DRaFT-Q: Dynamic Rank-Aware Fine-Tuning under Quantization for Efficient and Reward-Sensitive Adaptation of Language Models

Large Language Models (LLMs) demonstrate remarkable capabilities in language understanding, reasoning, and cross-domain generalization. However, their immense scale makes full fine-tuning computationally and memory-intensive. Parameter-Efficient Fine-Tuning (PEFT) methods like LoRA and QLoRA address this by introducing low-rank adapters while keeping most of the model frozen. Yet, these methods typically use fixed adapter ranks, which do not adapt to varying layer complexity or evolving training dynamics—resulting in suboptimal convergence and inefficient capacity utilization. We introduce DRaFT-Q (Dynamic Rank-Aware Fine-Tuning under Quantization), a novel PEFT strategy that combines dynamic LoRA rank allocation with token-level reward-weighted loss. DRaFTQ adjusts adapter rank in real-time based on lightweight curvature signals from gradient statistics and prioritizes semantically important tokens during learning using external or task-derived reward weights.

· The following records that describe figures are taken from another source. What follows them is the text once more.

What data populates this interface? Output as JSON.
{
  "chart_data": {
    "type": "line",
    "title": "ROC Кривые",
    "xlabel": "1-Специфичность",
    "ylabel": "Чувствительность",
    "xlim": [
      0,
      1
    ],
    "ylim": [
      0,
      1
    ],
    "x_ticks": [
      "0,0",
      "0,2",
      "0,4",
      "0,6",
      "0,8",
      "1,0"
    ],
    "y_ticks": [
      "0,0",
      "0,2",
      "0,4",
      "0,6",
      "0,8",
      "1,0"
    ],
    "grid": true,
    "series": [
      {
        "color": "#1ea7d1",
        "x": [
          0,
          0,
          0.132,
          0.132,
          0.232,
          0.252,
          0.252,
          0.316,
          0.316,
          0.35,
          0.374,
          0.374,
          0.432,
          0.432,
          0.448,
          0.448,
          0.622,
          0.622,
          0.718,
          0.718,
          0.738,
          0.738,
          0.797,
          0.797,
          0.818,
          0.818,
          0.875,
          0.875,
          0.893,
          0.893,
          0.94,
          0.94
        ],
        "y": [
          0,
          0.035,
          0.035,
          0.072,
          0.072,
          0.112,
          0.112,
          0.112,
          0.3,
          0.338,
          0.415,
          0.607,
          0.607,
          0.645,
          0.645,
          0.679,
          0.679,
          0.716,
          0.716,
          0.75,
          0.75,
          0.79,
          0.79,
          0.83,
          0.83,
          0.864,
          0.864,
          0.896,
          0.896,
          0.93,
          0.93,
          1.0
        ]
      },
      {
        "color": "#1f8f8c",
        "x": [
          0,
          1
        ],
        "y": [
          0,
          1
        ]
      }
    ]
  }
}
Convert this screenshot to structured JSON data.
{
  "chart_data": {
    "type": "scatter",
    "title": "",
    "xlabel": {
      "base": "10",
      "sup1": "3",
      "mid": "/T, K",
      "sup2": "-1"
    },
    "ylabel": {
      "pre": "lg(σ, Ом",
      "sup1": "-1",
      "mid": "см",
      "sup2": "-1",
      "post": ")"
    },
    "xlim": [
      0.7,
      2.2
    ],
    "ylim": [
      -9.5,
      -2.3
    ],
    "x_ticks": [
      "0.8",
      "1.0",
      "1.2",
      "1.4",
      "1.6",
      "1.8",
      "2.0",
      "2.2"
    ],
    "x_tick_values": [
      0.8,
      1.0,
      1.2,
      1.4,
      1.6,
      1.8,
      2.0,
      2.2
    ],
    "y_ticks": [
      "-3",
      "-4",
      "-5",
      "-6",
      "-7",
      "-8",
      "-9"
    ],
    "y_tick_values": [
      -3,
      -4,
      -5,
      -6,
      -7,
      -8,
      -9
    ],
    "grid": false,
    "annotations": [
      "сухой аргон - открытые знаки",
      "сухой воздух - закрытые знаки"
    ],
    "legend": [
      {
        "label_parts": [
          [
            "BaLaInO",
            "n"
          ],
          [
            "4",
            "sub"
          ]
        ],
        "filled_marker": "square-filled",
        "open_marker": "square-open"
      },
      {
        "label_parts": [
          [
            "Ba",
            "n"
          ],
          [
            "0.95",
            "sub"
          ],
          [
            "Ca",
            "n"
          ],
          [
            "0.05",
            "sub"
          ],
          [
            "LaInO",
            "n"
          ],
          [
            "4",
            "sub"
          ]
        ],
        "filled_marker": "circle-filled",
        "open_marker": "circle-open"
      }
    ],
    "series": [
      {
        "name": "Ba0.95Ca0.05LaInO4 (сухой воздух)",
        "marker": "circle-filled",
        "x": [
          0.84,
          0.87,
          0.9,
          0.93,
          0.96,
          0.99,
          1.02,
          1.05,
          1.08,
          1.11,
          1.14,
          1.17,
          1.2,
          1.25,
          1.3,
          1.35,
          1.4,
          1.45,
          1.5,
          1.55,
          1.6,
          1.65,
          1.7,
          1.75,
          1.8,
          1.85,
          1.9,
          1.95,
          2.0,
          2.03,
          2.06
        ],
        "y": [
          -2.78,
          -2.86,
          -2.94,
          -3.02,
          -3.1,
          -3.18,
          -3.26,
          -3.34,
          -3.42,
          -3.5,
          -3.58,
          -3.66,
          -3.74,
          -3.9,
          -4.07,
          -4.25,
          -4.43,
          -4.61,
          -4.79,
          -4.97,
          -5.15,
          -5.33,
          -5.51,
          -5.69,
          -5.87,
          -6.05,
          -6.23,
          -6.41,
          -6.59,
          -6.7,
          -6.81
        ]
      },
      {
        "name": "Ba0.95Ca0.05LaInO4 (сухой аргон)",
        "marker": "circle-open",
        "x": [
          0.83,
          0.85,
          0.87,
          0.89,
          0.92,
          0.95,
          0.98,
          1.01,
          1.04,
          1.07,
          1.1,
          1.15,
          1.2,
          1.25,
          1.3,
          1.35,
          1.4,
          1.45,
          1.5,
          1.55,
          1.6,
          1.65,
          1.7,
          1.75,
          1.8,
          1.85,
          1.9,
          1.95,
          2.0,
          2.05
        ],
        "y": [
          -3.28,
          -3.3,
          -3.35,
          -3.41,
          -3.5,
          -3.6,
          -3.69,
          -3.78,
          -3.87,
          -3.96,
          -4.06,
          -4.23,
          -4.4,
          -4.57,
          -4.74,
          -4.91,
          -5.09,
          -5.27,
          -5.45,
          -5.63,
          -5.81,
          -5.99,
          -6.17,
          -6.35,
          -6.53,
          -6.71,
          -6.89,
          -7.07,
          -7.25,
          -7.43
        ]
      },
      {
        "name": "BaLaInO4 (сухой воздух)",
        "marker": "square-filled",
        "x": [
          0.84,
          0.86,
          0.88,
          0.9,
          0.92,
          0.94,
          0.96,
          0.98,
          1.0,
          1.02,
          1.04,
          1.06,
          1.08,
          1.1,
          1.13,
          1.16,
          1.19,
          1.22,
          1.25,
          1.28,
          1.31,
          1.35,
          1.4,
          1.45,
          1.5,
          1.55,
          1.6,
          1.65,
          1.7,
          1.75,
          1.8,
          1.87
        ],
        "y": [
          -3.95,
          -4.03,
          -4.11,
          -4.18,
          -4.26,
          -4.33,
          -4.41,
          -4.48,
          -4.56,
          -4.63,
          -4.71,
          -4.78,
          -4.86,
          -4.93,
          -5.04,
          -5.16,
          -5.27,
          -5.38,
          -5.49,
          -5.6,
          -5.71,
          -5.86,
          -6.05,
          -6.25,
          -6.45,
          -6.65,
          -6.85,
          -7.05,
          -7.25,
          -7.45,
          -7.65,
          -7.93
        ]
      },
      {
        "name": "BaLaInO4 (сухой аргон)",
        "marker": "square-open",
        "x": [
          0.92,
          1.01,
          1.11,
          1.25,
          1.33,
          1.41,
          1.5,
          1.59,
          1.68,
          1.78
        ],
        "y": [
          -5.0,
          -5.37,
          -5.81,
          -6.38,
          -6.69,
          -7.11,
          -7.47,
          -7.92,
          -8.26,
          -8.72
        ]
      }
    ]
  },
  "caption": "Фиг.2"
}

This dual adaptation improves both parameter usage and training focus under strict memory constraints. We evaluate DRaFT-Q on reasoning and QA benchmarks including CommonsenseQA, OpenBookQA, GSM8K, OpenAssistant, and OpenHermes using LLaMA-2-7B and 13B models under 4-bit quantization. Experiments on constrained GPUs (T4 for 7B; L40s for 13B) show DRaFT-Q achieves better loss convergence, improved generalization, and competitive accuracy compared to LoRA, QLoRA, and AdaLoRA—while maintaining comparable resource usage. Our findings highlight DRaFT-Q’s effectiveness for dynamic, reward-aware fine-tuning of quantized LLMs at scale.